A. Problems from Perkins:
B. Prepare for the in-class Written Exam Monday, March 29th:
Lectures + Homework
+ Perkins chapters 1-4.
Exclude sections: 1.5, 1.9, 2.5, 2.6,
2.9, 2.11.2, 3.1, 3.3-5, 3.7-11, 4.2.1, 4.9-13
C. Note on Perkins 4.1
I only just realized how little there is in the textbook to guide you on this problem and that a web search has hints embedded in impenetrable papers involving Reggeons and Pomerons! This is not what I want you to learn about, so here is the lead up to this problem with an example.
The primary reason to assign this problem is to demonstrate that physically observable quantities like the total cross section s can be largely determined by just the quark content, without delving into all the other details (like energy, angular momentum etc.). The simple additive quark model tells you that the total cross section is proportional to all the possible quark on quark scattering possibilities for similar kinematic conditions (e.g. same center of mass energy). For example, in section 4.8.1 (p. 123) the ratio s(pN)/s(NN) = 2/3 comes from counting the number of quark pair combinations 2x3=6 for pN and 3x3=9 for the NN.
In more detail, write out the actual quark/quark scattering combinations:
E.g.
pN = p-p -> (ubar d) (uud) = 2 uu + ud + 2 u dbar + d dbar
NN = pp -> (uud) (uud) = 4 uu + 4 ud + dd
The 2/3 ratio we got depends on the assumption that all the different combinations uu, u dbar, dd contribute the same amount to the cross section. This would not be the case if the interactions were primarily electromagnetic because then we would get factors related to the different charges on the u and d quarks. The strong interaction doesn't care about the charge, and in this case not even quark flavor (u vs. d) because these are in the same isodoublet.

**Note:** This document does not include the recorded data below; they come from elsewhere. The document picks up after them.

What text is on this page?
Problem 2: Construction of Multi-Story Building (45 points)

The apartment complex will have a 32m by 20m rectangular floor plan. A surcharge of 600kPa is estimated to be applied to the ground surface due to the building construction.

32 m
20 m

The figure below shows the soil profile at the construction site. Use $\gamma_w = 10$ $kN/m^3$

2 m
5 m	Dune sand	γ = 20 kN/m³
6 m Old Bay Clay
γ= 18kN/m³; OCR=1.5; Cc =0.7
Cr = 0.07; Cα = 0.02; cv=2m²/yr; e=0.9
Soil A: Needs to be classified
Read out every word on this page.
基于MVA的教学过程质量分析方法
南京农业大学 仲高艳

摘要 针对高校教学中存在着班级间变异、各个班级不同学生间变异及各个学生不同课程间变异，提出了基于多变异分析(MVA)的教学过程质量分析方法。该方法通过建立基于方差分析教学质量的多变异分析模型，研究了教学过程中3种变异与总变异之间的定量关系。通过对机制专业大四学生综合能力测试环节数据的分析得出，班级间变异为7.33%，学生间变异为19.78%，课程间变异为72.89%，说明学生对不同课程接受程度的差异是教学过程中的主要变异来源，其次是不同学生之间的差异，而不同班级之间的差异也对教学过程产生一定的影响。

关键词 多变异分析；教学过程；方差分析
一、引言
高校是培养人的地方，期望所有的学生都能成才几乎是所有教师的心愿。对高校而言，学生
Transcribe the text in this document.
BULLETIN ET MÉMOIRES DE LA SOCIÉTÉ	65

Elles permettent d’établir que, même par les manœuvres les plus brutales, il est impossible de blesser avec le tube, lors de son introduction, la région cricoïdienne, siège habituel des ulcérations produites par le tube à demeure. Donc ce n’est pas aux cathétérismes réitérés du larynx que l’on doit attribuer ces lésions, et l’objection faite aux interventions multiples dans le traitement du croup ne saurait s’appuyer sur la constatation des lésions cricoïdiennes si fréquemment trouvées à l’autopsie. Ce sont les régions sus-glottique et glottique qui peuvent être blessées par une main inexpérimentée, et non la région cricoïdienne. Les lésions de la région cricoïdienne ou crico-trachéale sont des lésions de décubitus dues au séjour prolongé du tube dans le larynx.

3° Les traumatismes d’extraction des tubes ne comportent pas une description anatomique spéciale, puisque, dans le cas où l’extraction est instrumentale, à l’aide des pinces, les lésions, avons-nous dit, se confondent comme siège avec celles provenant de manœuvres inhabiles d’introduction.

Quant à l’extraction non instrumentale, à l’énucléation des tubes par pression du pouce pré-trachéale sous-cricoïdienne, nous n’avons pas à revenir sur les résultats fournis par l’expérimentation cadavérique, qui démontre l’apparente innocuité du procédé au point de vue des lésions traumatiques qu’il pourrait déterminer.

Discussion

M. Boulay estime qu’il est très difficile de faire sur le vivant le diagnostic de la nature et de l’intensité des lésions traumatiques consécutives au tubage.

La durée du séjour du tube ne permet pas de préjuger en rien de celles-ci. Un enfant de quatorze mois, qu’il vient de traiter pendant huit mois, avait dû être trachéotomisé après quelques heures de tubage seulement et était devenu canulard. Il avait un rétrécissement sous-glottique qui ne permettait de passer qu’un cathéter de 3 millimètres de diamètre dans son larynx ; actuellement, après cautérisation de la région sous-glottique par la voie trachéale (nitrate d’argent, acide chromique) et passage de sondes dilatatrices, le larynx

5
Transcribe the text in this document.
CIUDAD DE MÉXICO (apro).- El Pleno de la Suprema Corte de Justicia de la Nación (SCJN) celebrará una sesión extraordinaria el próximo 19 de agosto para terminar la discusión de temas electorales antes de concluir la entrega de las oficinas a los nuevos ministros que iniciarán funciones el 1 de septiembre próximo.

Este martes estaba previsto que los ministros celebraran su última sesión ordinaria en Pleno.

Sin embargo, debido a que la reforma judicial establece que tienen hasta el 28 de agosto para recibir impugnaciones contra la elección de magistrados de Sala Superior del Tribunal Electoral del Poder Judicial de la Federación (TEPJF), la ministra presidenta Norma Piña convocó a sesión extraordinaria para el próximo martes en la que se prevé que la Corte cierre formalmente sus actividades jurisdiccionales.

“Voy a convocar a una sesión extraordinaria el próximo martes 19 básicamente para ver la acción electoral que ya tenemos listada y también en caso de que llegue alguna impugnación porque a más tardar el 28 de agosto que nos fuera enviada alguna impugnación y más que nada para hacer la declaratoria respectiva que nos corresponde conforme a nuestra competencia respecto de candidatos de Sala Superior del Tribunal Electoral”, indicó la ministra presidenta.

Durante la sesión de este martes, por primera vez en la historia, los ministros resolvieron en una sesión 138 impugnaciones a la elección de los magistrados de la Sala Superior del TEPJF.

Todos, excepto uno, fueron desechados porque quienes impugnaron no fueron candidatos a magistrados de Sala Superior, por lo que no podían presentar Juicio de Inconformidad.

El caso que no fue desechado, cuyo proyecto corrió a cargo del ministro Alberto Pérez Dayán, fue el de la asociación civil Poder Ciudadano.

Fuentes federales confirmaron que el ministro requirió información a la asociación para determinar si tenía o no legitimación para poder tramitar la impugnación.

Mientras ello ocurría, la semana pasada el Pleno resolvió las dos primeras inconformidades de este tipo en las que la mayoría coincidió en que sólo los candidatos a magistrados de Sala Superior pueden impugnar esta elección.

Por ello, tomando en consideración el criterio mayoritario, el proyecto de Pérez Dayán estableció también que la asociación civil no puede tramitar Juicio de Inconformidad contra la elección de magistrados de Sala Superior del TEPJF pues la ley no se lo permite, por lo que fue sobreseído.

For problem 4.1 you are asked to confirm various total cross section relations in this model. You should multiply out the particle quark content for each pair of particles (e.g. Lp -> (uds)(uud) = .....) as we did above and attempt to verify the equations given. To get the equations to balance you will have to make some assertions about the equivalence (or not) of different quark pair terms - the main goal of this problem is for you to think about how you can just the assertions in terms of the interactions. You need to be consistent for all three examples.
These cross sections relationship are reasonably well matched by the data, giving support to the idea that the fundamental features of these interactions is quite well described by considering quark content assigned in the static quark model.